If you've wallowed in classic puzzles, you've probably seen plenty of coin-weighing problems a la you have 12 coins, one of which is counterfeit and a little light; you have a balance scale; can you find the counterfeit in just three weighings? In many of these coin-weighing problems, the key is to divvy the 12 coins into 3 groups of 4 instead of the the obvious-but-wrong 2 groups of 6. This lets you rule out eight coins in the first round instead of six.

My new measurement looks at a potential starter word. Then it considers all the potential answer-words; for each, what green-and-yellow-squares does the game report? Put all answer-words that get the same green-and-yellow-squares into the same "bucket". You're hoping for many buckets, all about the same size. Because English isn't smooth, you won't get many-many-equally-sized buckets.
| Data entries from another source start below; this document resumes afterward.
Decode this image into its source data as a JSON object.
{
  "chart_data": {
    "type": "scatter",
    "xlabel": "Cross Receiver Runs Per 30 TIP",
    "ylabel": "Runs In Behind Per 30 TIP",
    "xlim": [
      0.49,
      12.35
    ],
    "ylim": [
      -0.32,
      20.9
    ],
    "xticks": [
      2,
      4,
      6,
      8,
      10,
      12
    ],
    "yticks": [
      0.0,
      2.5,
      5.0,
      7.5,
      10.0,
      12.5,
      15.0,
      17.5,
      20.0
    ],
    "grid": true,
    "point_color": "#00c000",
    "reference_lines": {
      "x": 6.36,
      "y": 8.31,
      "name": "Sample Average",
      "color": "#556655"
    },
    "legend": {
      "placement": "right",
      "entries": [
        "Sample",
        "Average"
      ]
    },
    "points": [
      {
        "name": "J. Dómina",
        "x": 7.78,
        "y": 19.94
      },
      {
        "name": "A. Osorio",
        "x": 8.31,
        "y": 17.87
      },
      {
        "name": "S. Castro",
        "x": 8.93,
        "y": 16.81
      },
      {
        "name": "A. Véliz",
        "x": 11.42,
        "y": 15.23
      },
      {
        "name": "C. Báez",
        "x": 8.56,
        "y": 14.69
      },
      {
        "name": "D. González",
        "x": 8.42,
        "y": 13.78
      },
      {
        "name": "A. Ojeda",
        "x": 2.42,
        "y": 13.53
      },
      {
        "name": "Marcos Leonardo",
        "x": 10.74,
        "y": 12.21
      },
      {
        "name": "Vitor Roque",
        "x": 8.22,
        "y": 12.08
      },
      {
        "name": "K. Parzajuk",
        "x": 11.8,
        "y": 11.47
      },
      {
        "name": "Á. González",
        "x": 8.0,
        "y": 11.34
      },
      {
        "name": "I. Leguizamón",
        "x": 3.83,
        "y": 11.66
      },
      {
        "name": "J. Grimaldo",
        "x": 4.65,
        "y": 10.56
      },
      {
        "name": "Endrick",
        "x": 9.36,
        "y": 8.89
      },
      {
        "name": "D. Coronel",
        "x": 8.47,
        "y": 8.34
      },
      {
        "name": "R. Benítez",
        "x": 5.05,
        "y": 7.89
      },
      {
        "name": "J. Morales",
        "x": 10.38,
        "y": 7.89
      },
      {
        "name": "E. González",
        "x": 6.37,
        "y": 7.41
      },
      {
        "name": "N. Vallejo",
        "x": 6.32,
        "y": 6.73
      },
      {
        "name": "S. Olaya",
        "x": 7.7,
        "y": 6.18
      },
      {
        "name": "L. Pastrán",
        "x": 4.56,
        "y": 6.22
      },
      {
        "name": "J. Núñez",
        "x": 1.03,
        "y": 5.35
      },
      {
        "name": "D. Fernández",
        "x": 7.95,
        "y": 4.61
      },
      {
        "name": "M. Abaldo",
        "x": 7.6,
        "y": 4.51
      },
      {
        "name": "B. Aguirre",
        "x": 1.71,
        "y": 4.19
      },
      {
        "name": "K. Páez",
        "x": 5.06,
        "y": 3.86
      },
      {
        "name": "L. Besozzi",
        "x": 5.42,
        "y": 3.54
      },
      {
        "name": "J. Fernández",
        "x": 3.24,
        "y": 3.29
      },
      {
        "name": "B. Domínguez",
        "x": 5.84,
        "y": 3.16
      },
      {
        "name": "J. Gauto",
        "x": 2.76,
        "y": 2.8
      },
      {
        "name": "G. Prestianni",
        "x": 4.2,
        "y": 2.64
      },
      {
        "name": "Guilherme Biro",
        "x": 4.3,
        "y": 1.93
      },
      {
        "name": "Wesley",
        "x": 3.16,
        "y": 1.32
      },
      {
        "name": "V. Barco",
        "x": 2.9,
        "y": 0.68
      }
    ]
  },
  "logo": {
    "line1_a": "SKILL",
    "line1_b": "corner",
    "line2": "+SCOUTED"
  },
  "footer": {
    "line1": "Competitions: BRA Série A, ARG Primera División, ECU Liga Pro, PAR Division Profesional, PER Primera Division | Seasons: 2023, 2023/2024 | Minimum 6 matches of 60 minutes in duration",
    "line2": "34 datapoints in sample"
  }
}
But you can measure the buckets you do get to see how closely they approach the ideal.

This is a subtle difference. Last night, my favorite word using the the how-many-green-and-yellow-squares measure was SLATE. According to this new measure, SLATE is 99.97% as good as RAISE. I don't know the exact point of diminishing returns for thinking about this problem, but I'm 100% sure I'm way past it.